Which one is reflexive, symmetric and transitive

a) It's not reflexive but symmetric because addition is commutative: $x+y=0\iff y+x=0$. It's not transitive: for that it's enough to show up a specific counterexample, like $(2,-2)\in R,\ (-2,2)\in R$ while $(2,2)\notin R$ where $R$ denotes the relation defined in the exercise.

b) I think it's meant as $R=\{(x,y):x=y$ or $x=-y\}$. It's reflexive, symmetric and also transitive. To see these more directly we can restate $R=\{(x,y):|x|=|y|\}$.

c) It's not reflexive, not symmetric ($(1,2)\in R$ but $(2,1)\notin R$), and not even transitive: $(1,2),\ (2,4)\in R$ but $(1,4)\notin R$.

d) It's reflexive: for every real number $x$ we have $x\cdot x\ge 0$. It's also symmetric because multiplication is commutative, but it's not transitive: can you find three elements to witness this like above?

e) It's not reflexive: e.g. $(1,1)\notin R=\{(x,y):xy=0\}$ but symmetric, and also not transitive.

f) It's very similar to e) because $xy=0\iff x=0$ or $y=0$. Now $(1,1)$ happens to be in $R=\{(x,y):x=1$ or $y=1\}$ but no other $(x,x)$ pair, e.g. $(2,2)\notin R$.


I'll just give some feedback on a) ... that should help you with the others as well:

a) x + y = 0
This one is reflexive only for (0,0) but not for all real numbers, it is symmetric for (0,0) but not for all real numbers, but I dont know how to see if it is symmetrical.

There is no such thing as 'being reflexive for (0,0) but not for others'. If it holds for all (x,x), then it is reflexive, otherwise it is not reflexive. So this one is not reflexive

In general, to figure out whether some relation is symmetrical, ask yourself this: Is it true that whenever you have $(x,y)$, you also have $(y,x)$? So applied to a), that becomes: Is it true that whenever you have that $x+y=0$, you also have $y+x=0$?

For transitivity, the question is: is it true that whenever you have $(x,y)$ and $(y,z)$, that you then also have $(x,z)$? Applied to a): if $x+y=0$ and $y+z=0$, does that always mean that $x+z=0$?

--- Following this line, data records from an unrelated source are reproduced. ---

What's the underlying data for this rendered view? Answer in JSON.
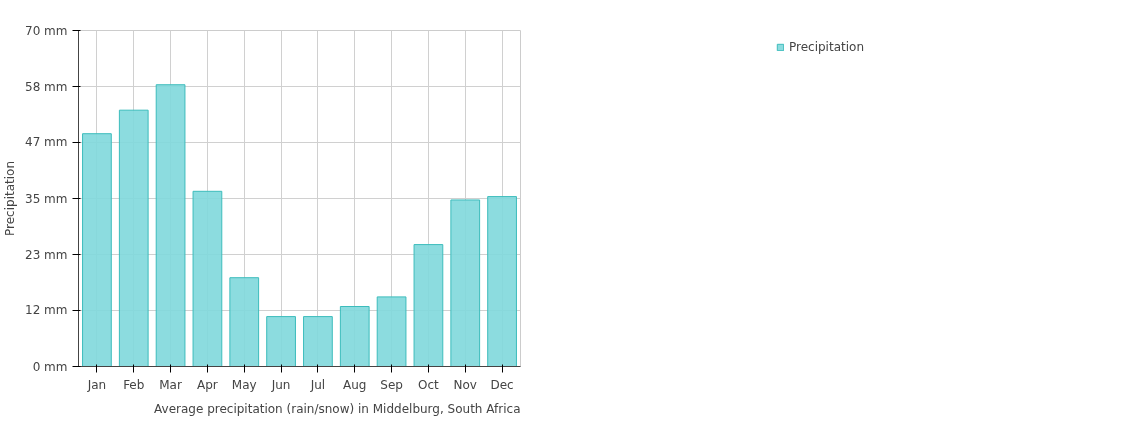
{
  "chart_data": {
    "type": "bar",
    "ylabel": "Precipitation",
    "categories": [
      "Jan",
      "Feb",
      "Mar",
      "Apr",
      "May",
      "Jun",
      "Jul",
      "Aug",
      "Sep",
      "Oct",
      "Nov",
      "Dec"
    ],
    "series": [
      {
        "name": "Precipitation",
        "color": "#80d8dc",
        "values": [
          48.5,
          53.4,
          58.7,
          36.5,
          18.5,
          10.4,
          10.4,
          12.5,
          14.5,
          25.4,
          34.7,
          35.4
        ]
      }
    ],
    "ylim": [
      0,
      70
    ],
    "yticks": [
      {
        "value": 0,
        "label": "0 mm"
      },
      {
        "value": 11.67,
        "label": "12 mm"
      },
      {
        "value": 23.33,
        "label": "23 mm"
      },
      {
        "value": 35,
        "label": "35 mm"
      },
      {
        "value": 46.67,
        "label": "47 mm"
      },
      {
        "value": 58.33,
        "label": "58 mm"
      },
      {
        "value": 70,
        "label": "70 mm"
      }
    ],
    "grid": true,
    "legend": "top right",
    "annotations": [
      "Average precipitation (rain/snow) in Middelburg, South Africa"
    ]
  }
}
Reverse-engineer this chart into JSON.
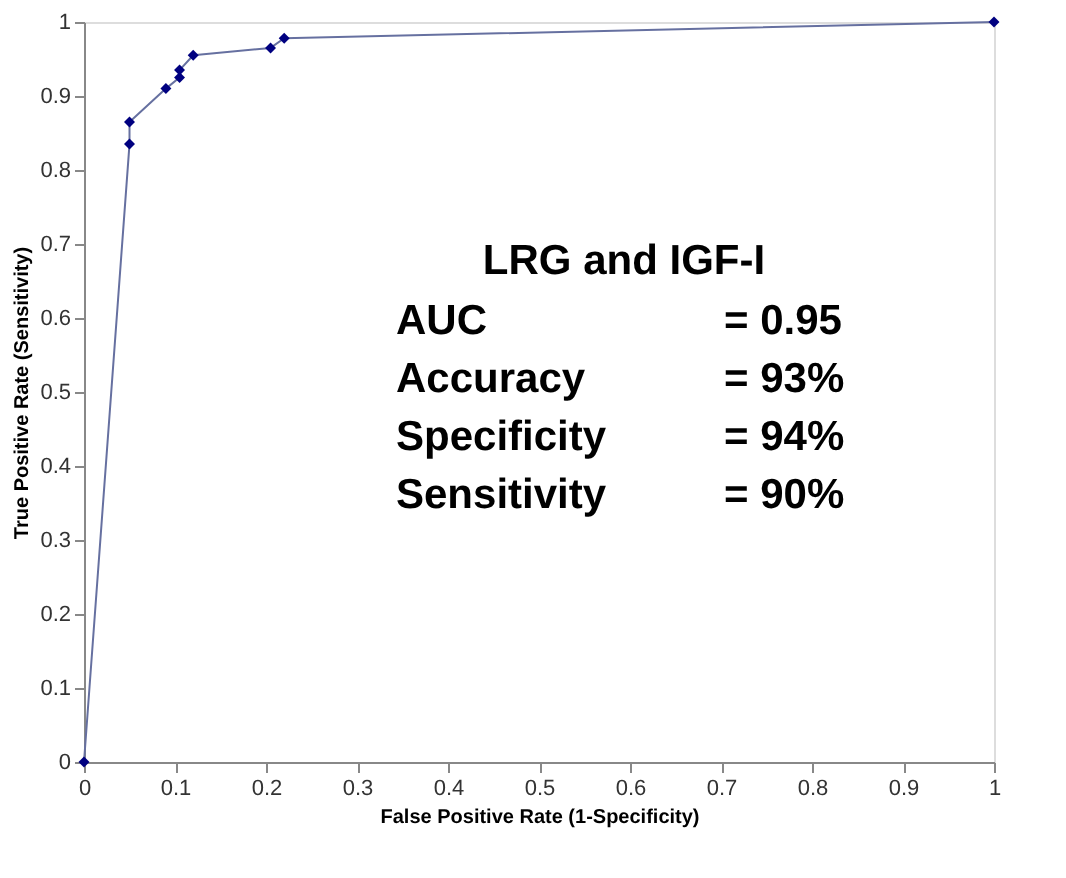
{
  "chart_data": {
    "type": "line",
    "xlabel": "False Positive Rate (1-Specificity)",
    "ylabel": "True Positive Rate (Sensitivity)",
    "x": [
      0,
      0.05,
      0.05,
      0.09,
      0.105,
      0.105,
      0.12,
      0.205,
      0.22,
      1
    ],
    "series": [
      {
        "color": "#000080",
        "values": [
          0,
          0.835,
          0.865,
          0.91,
          0.925,
          0.935,
          0.955,
          0.965,
          0.978,
          1
        ]
      }
    ],
    "marker": "diamond",
    "line_style": "solid",
    "grid": false,
    "legend": false,
    "xlim": [
      0,
      1
    ],
    "ylim": [
      0,
      1
    ],
    "xticks": [
      0,
      0.1,
      0.2,
      0.3,
      0.4,
      0.5,
      0.6,
      0.7,
      0.8,
      0.9,
      1
    ],
    "yticks": [
      0,
      0.1,
      0.2,
      0.3,
      0.4,
      0.5,
      0.6,
      0.7,
      0.8,
      0.9,
      1
    ],
    "annotations": [
      "LRG and IGF-I",
      "AUC",
      "= 0.95",
      "Accuracy",
      "= 93%",
      "Specificity",
      "= 94%",
      "Sensitivity",
      "= 90%"
    ]
  }
}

In (a), the relation $S=\{(x,y)\in\mathbb R^2 : x+y=0\}$, is not reflexive because if $x \neq 0$ then $x+x \neq 0$.
It is symmetric because if $x+y=0$, then $y+x=0$.
It isn't transitive, because (for example) $(1,-1) \in S$, $(-1,1) \in S$, but $(1,1) \notin S$.

In (b), the relation is $T=\{(x,y) \in \mathbb R^2 : x = \pm y\}$.
It is reflexive because $x=x$ for all $x \in \mathbb R$.
If $x = \pm y$ then $y = \pm x$, whence it is symmetric.
Also, if $x = \pm y$ and $y = \pm z$ then $x = \pm z$, so it is transitive.

Now try to prove that in (c), $R = \{(x,y) \in \mathbb R^2: x=2y\}$ is not reflexive (aren't there numbers which are not the double of themselves?), not symmetric (aren't there numbers $x$ and $y$ such that $x=2y$ but $y \neq 2x$), and not transitive (if $x=2y$ and $y=2z$ then $x=4z$; there are numbers $z$ for which $2z \neq 4z$, right?).

The relation in (d) is reflexive because $x^2 \geq 0$ for every $x$; symmetric because $xy=yx$, so if $xy\geq0$... It's not transitive: $(1,0)$ and $(0,-1)$ are in the relation, but not $(1,-1)$.

In (e) it's not reflexive, symmetric and not transitive.

In (f) the relation is clearly not reflexive (think of $(0,0)$), it's symmetric but not transitive.


I think you should take a look at the definition of these 3 possible properties of relations on $\mathbb{R}$ again. The relation $x\sim y \iff x+y = 0 $ is indeed symmetric, since $x+y = 0 \iff y+x = 0$. I don't think this is the place to spoil all the answers, taking away from you the chance to think about it again.